Okur severler son dönemde artan kitap fiyatlarından şikâyetçi. Geçtiğimiz günlerde mikrofon uzattığımız okur severler, haftada bir ya da iki kitap almak istediklerini ancak fiyatların çok yüksek olduğunu belirtti.
Bazıları ders kitaplarını fotokopi veya PDF olarak okumaya yöneldiklerini, bazıları ise indirimleri kovalayarak bütçelerini dengelemeye çalıştıklarını ifade ettiler. Geçmiş yıllara göre kitapların pahalandığını söyleyen okur severler, ekonomik şartların okuma alışkanlıklarını doğrudan etkilediğini vurguladı.
Kitapçı esnafı bir kitabın yazımı, yayınevindeki kontrol süreçleri ve baskı maliyetleri düşünüldüğünde fiyatların makul olduğunu belirtiyor.
Kitabın insana kattığı değerin, ödenen ücretin çok üzerinde olduğunu söyleyen esnaf, kitapların daha ulaşılabilir olması için yayınevlerinin bazı adımlar atmasını öneriyor.
1982 yılından beridir kitap ve kırtasiyecilik işiyle meşgul olduğunu söyleyen Sinan Güldoğan, kitap fiyatlarına dair Amed Haber'e konuştu.
Sinan Güldoğan
Kitapçılık yapmaktan mutluluk duyduğunu söyleyen Güldoğan, kitapçılığın birçok mesleğe göre daha farklı ve güzel olduğunu belirterek, "İnsan kendisini geliştirip, ufkunun ve yorumlamasının daha geniş olmasını istiyorsa mutlaka kitap okumalı. O yüzden yaptığım işi de çok seviyorum." dedi.
"Bir kitap bir insanın hayatını değiştirebiliyor"
Kitapların fiyatına değinen Güldoğan, "Kitaplar bana göre pahalı değil. Okuyucunun gelir düzeyine göre bu değişiklik gösterebilir ama ekonomik şartları göz önünde bulundurursak artık piyasada ucuz bir şey kalmamış. Bir kitabın yazılması yazarın bazen bir iki yılını bazen de bir ömrünü alabiliyor. Telif hakları, kitap evlerinin çalışan sayısı gibi etkenlerden dolayı fiyat farklılıkları da oluşabiliyor. O yüzden bana göre kitaplar çok pahalı değil. Çünkü örneğin hepimiz dışarıda belki bir yemeğe gidiyoruz ve bir kişilik yemeğe ödediğiniz ücret 400-500 olabiliyor. O yemeği yiyoruz ve bitiyor. Fakat bir kitap bir insanın belki de hayatını değiştirebiliyor. Bir kitaba 150-200 lira verilmişse bence bu çok değildir." ifadelerini kullandı.

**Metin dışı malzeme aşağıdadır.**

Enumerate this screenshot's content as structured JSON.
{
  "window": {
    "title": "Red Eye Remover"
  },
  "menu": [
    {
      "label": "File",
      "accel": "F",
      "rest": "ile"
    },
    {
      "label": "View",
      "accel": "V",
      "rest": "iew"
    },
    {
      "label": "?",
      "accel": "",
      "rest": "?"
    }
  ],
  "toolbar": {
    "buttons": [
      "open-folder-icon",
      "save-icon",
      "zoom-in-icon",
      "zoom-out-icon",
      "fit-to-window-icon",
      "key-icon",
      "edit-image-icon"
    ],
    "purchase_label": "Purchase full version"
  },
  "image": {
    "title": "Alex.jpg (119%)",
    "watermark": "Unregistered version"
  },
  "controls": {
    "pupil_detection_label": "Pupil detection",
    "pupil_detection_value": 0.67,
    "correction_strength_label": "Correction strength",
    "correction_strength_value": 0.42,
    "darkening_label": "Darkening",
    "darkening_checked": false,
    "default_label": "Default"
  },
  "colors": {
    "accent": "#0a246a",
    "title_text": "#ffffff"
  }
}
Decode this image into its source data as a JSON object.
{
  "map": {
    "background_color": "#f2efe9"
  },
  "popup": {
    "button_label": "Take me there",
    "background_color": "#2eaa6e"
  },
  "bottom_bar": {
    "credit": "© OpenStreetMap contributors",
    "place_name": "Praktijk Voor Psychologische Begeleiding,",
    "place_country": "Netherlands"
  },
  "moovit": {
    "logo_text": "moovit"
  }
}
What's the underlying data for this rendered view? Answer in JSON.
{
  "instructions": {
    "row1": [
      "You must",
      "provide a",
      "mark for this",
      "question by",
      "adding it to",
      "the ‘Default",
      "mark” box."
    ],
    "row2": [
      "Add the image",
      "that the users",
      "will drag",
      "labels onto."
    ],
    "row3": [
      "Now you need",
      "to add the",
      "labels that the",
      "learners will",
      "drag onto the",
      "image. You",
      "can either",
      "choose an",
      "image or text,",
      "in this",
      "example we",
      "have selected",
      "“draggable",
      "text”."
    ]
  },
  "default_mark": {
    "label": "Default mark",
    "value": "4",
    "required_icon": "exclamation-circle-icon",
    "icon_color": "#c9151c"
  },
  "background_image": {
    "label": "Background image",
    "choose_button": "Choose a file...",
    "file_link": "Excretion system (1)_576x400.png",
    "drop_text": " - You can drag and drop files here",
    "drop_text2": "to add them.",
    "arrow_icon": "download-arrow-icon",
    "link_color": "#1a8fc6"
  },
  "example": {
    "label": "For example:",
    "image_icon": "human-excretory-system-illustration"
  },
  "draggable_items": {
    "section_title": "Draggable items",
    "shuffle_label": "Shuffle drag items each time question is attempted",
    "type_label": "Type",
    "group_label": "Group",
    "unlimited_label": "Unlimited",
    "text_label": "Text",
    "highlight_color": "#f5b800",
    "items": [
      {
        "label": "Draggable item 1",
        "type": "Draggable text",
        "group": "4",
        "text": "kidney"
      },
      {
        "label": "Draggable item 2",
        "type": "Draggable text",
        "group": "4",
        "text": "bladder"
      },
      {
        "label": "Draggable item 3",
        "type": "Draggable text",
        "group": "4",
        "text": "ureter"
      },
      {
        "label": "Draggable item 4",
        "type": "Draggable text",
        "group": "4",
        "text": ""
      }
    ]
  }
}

"Bir kitap okuyucunun eline ulaşana kadar birçok serüvenden geçiyor"
Bir kitabın yazımından basımına, ardından raflara kadar olan serüveni de anlatan Güldoğan, "Bir kitap okuyucunun eline ulaşana kadar birçok serüvenden geçiyor. Örneğin yazar yıllarca uğraşıyor kitap yazmak için. Ardından yazdıklarını yayınevine veriyor. Yayınevinde de 3-4 kademeden geçiyor. O kitaplar o birkaç sefer okunuyor, yazım yanlışları ve diğer hataları düzeltiliyor. Bunların hepsi maliyet... Yani bir kitabın elimize ulaşana kadar birçok serüvenden geçtiği için bu da fiyata etki edebiliyor. Bir de baskı sayısına göre kitapların fiyatı değişkenlik gösterebiliyor. Yayınevi bir popüler kitabı 100 bin adet basıyor ve bu kitap 100 lira fiyatla satılıyor. Bin adet basılan başka bir kitap ise 150 lira olabiliyor. Evet, 'kitap pahalı' denilebilir. Fakat bana göre pahalı değil. Çünkü az önce sıraladığım gibi ciddi kademelerden, aşamalardan geçiyor." dedi.
Yayınevlerine çağrı..
Yayınevlerinde kitapların ucuz olması açısından önerilerini de paylaşan Güldoğan, "Kitaplar bana göre pahalı değil ama daha da uygun olabilmesi için kitap evlerine diyoruz ki, bize verdiğiniz karları düşürün. Örneğin %40 ile bana kitap satış yapıyorsanız ben de müşterim bu kitabı alabilsin diye %20'lerde iskontolar uyguluyorum. Fakat bu %40 iskonto yerine %20 yapılırsa kitap 100 liraysa 75 liraya çekilmiş olur. Böylece hem psikolojik olarak kitaplar pahalı olmamış olur. İnsanlarda kitaplara daha rahat ve uygun ulaşmış olur." diye konuştu.